Ademais do risco de vida, o extático corre o risco da fascinação, pois o seu retorno à nossa realidade física pode ser transtornado por espíritos obsessores que visam produzir ruído espiritual enganoso na revelação.
Pretendendo que lhe é dado ver coisas que evidentemente são produto de uma imaginação que as crenças e prejuízos terrestres impressionaram, não será justo concluir-se que nem tudo o que o extático vê é real?
"O que o extático vê é real para ele. Mas, como seu Espírito se conserva sempre debaixo da influência das idéias terrenas, pode acontecer que veja a seu modo, ou melhor, que exprima o que vê numa linguagem moldada pelos preconceitos e idéias de que se acha imbuído, ou, então, pelos
vossos preconceitos e idéias, a fim de ser mais bem compreendido. Neste sentido, principalmente, é que lhe sucede errar." LE 443
Que confiança se pode depositar nas revelações dos extáticos?

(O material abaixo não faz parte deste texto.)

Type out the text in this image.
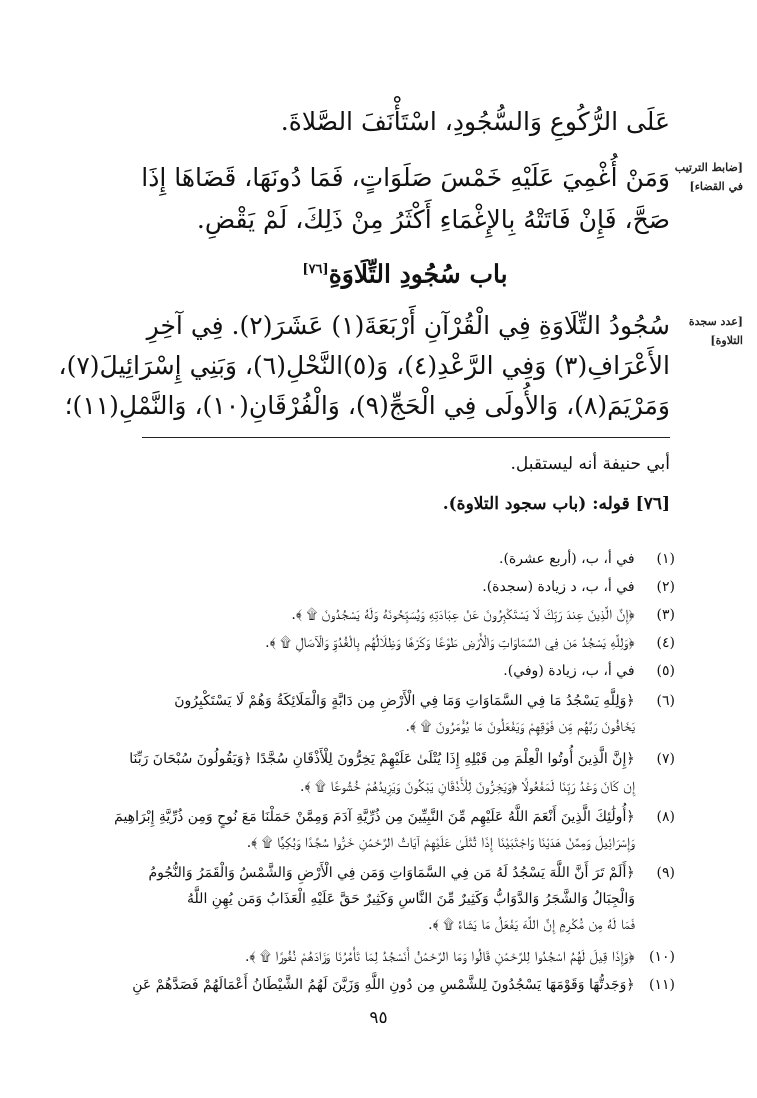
عَلَى الرُّكُوعِ وَالسُّجُودِ، اسْتَأْنَفَ الصَّلاةَ.
[ضابط الترتيب
في القضاء]
وَمَنْ أُغْمِيَ عَلَيْهِ خَمْسَ صَلَوَاتٍ، فَمَا دُونَهَا، قَضَاهَا إِذَا
صَحَّ، فَإِنْ فَاتَتْهُ بِالإِغْمَاءِ أَكْثَرُ مِنْ ذَلِكَ، لَمْ يَقْضِ.
باب سُجُودِ التِّلَاوَةِ[٧٦]
[عدد سجدة
التلاوة]
سُجُودُ التِّلَاوَةِ فِي الْقُرْآنِ أَرْبَعَةَ(١) عَشَرَ(٢). فِي آخِرِ
الأَعْرَافِ(٣) وَفِي الرَّعْدِ(٤)، وَ(٥)النَّحْلِ(٦)، وَبَنِي إِسْرَائِيلَ(٧)،
وَمَرْيَمَ(٨)، وَالأُولَى فِي الْحَجِّ(٩)، وَالْفُرْقَانِ(١٠)، وَالنَّمْلِ(١١)؛
أبي حنيفة أنه ليستقبل.
[٧٦] قوله: (باب سجود التلاوة).
(١) في أ، ب، (أربع عشرة).
(٢) في أ، ب، د زيادة (سجدة).
(٣) ﴿إِنَّ الَّذِينَ عِندَ رَبِّكَ لَا يَسْتَكْبِرُونَ عَنْ عِبَادَتِهِ وَيُسَبِّحُونَهُ وَلَهُ يَسْجُدُونَ ۩ ﴾.
(٤) ﴿وَلِلَّهِ يَسْجُدُ مَن فِي السَّمَاوَاتِ وَالْأَرْضِ طَوْعًا وَكَرْهًا وَظِلَالُهُم بِالْغُدُوِّ وَالْآصَالِ ۩ ﴾.
(٥) في أ، ب، زيادة (وفي).
(٦) ﴿وَلِلَّهِ يَسْجُدُ مَا فِي السَّمَاوَاتِ وَمَا فِي الْأَرْضِ مِن دَابَّةٍ وَالْمَلَائِكَةُ وَهُمْ لَا يَسْتَكْبِرُونَ
يَخَافُونَ رَبَّهُم مِّن فَوْقِهِمْ وَيَفْعَلُونَ مَا يُؤْمَرُونَ ۩ ﴾.
(٧) ﴿إِنَّ الَّذِينَ أُوتُوا الْعِلْمَ مِن قَبْلِهِ إِذَا يُتْلَىٰ عَلَيْهِمْ يَخِرُّونَ لِلْأَذْقَانِ سُجَّدًا ﴿وَيَقُولُونَ سُبْحَانَ رَبِّنَا
إِن كَانَ وَعْدُ رَبِّنَا لَمَفْعُولًا ﴿وَيَخِرُّونَ لِلْأَذْقَانِ يَبْكُونَ وَيَزِيدُهُمْ خُشُوعًا ۩ ﴾.
(٨) ﴿أُولَٰئِكَ الَّذِينَ أَنْعَمَ اللَّهُ عَلَيْهِم مِّنَ النَّبِيِّينَ مِن ذُرِّيَّةِ آدَمَ وَمِمَّنْ حَمَلْنَا مَعَ نُوحٍ وَمِن ذُرِّيَّةِ إِبْرَاهِيمَ
وَإِسْرَائِيلَ وَمِمَّنْ هَدَيْنَا وَاجْتَبَيْنَا إِذَا تُتْلَىٰ عَلَيْهِمْ آيَاتُ الرَّحْمَٰنِ خَرُّوا سُجَّدًا وَبُكِيًّا ۩ ﴾.
(٩) ﴿أَلَمْ تَرَ أَنَّ اللَّهَ يَسْجُدُ لَهُ مَن فِي السَّمَاوَاتِ وَمَن فِي الْأَرْضِ وَالشَّمْسُ وَالْقَمَرُ وَالنُّجُومُ
وَالْجِبَالُ وَالشَّجَرُ وَالدَّوَابُّ وَكَثِيرٌ مِّنَ النَّاسِ وَكَثِيرٌ حَقَّ عَلَيْهِ الْعَذَابُ وَمَن يُهِنِ اللَّهُ
فَمَا لَهُ مِن مُّكْرِمٍ إِنَّ اللَّهَ يَفْعَلُ مَا يَشَاءُ ۩ ﴾.
(١٠) ﴿وَإِذَا قِيلَ لَهُمُ اسْجُدُوا لِلرَّحْمَٰنِ قَالُوا وَمَا الرَّحْمَٰنُ أَنَسْجُدُ لِمَا تَأْمُرُنَا وَزَادَهُمْ نُفُورًا ۩ ﴾.
(١١) ﴿وَجَدتُّهَا وَقَوْمَهَا يَسْجُدُونَ لِلشَّمْسِ مِن دُونِ اللَّهِ وَزَيَّنَ لَهُمُ الشَّيْطَانُ أَعْمَالَهُمْ فَصَدَّهُمْ عَنِ
٩٥
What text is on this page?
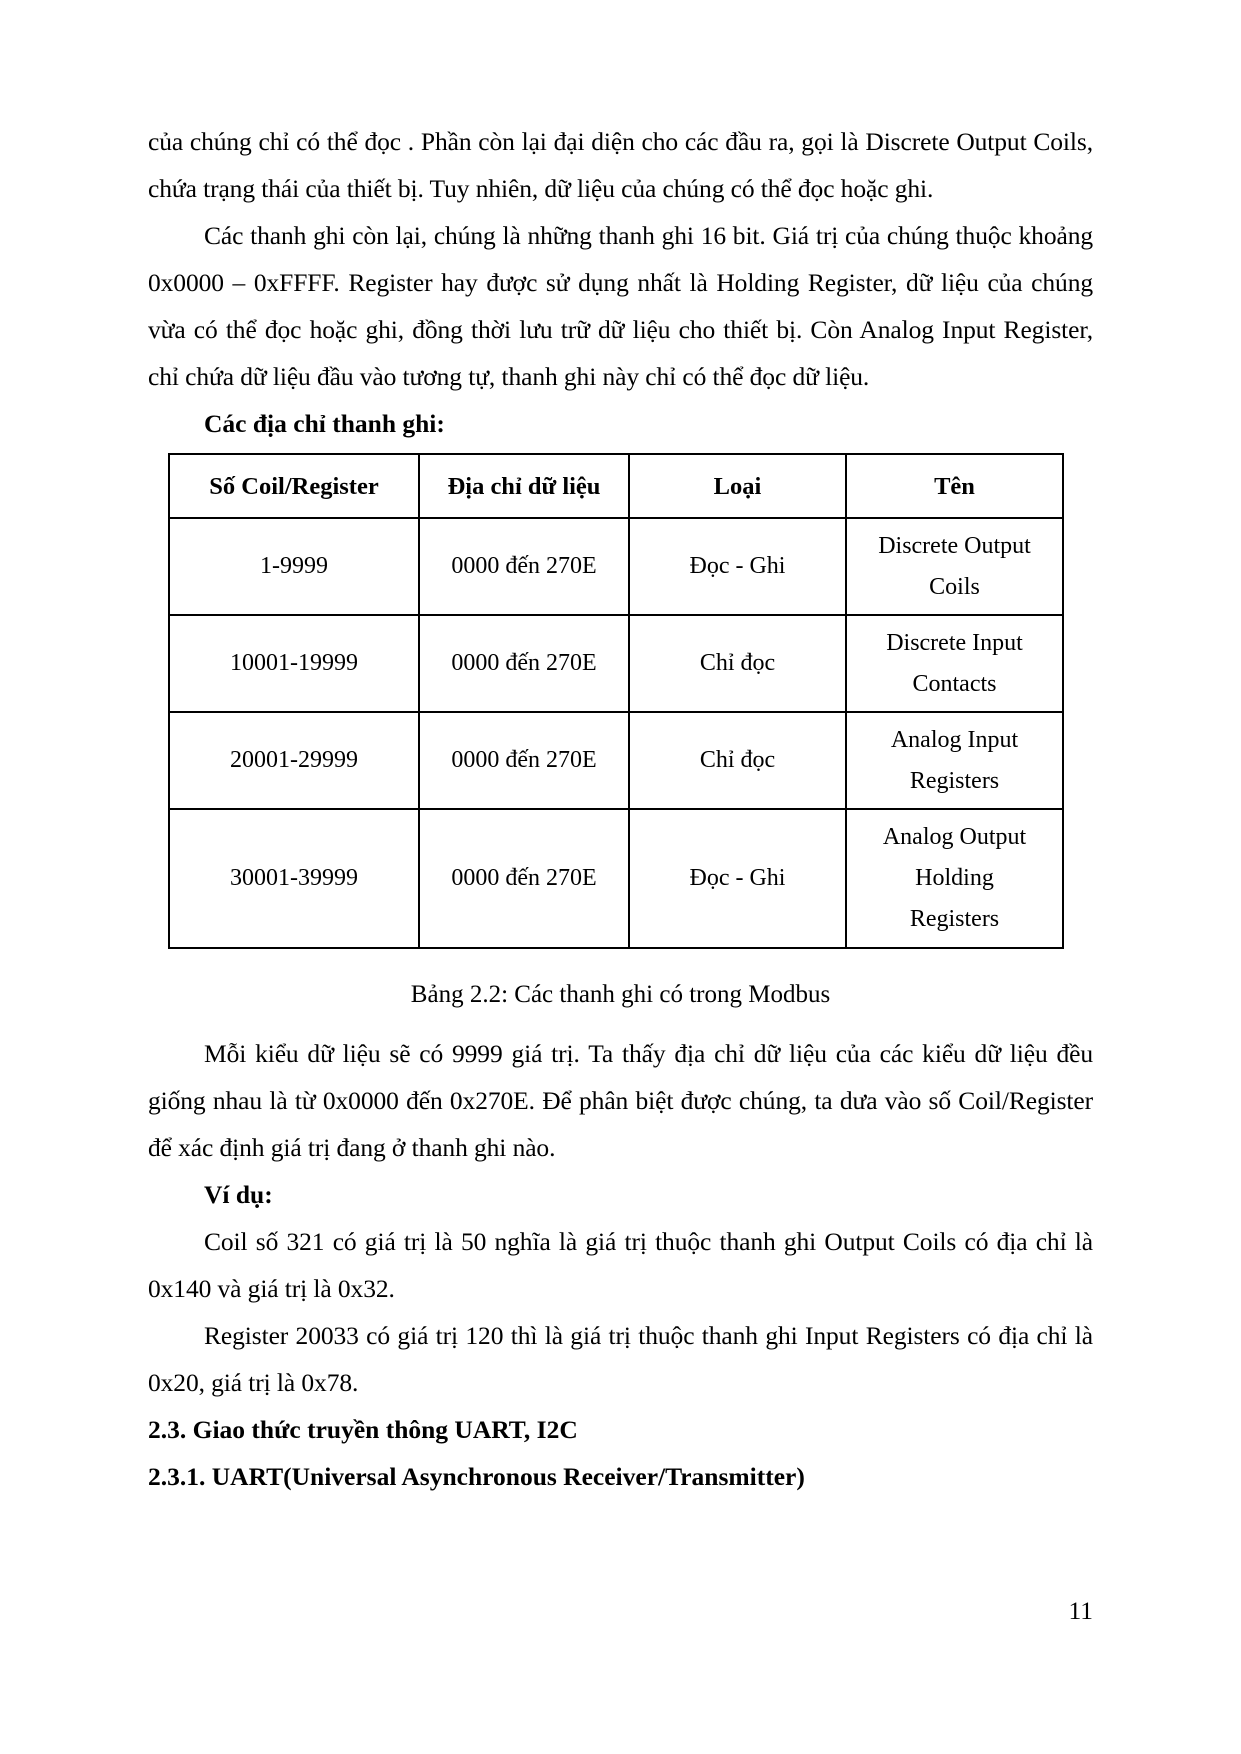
của chúng chỉ có thể đọc . Phần còn lại đại diện cho các đầu ra, gọi là Discrete Output Coils, chứa trạng thái của thiết bị. Tuy nhiên, dữ liệu của chúng có thể đọc hoặc ghi.

Các thanh ghi còn lại, chúng là những thanh ghi 16 bit. Giá trị của chúng thuộc khoảng 0x0000 – 0xFFFF. Register hay được sử dụng nhất là Holding Register, dữ liệu của chúng vừa có thể đọc hoặc ghi, đồng thời lưu trữ dữ liệu cho thiết bị. Còn Analog Input Register, chỉ chứa dữ liệu đầu vào tương tự, thanh ghi này chỉ có thể đọc dữ liệu.

Các địa chỉ thanh ghi:

Số Coil/Register	Địa chỉ dữ liệu	Loại	Tên
1-9999	0000 đến 270E	Đọc - Ghi	Discrete Output
Coils

10001-19999	0000 đến 270E	Chỉ đọc	Discrete Input
Contacts

20001-29999	0000 đến 270E	Chỉ đọc	Analog Input
Registers

30001-39999	0000 đến 270E	Đọc - Ghi	Analog Output
Holding
Registers

Bảng 2.2: Các thanh ghi có trong Modbus

Mỗi kiểu dữ liệu sẽ có 9999 giá trị. Ta thấy địa chỉ dữ liệu của các kiểu dữ liệu đều giống nhau là từ 0x0000 đến 0x270E. Để phân biệt được chúng, ta dưa vào số Coil/Register để xác định giá trị đang ở thanh ghi nào.

Ví dụ:

Coil số 321 có giá trị là 50 nghĩa là giá trị thuộc thanh ghi Output Coils có địa chỉ là 0x140 và giá trị là 0x32.

Register 20033 có giá trị 120 thì là giá trị thuộc thanh ghi Input Registers có địa chỉ là 0x20, giá trị là 0x78.

2.3. Giao thức truyền thông UART, I2C

2.3.1. UART(Universal Asynchronous Receiver/Transmitter)

11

"O extático está sujeito a enganar-se muito freqüentemente, sobretudo quando pretende penetrar no que deva continuar a ser mistério para o homem, porque, então, se deixa levar pela corrente das suas próprias idéias, ou se torna joguete de Espíritos mistificadores, que se aproveitam da sua exaltação para fasciná-lo." LE 444
Assim, o fenômeno do Êxtase é um dos mais complexos já produzidos na fenomenologia psíquica e que é próprio de almas sensibilizadas pelo sofrimento, pelo amor e curtidas com muita humildade e coragem.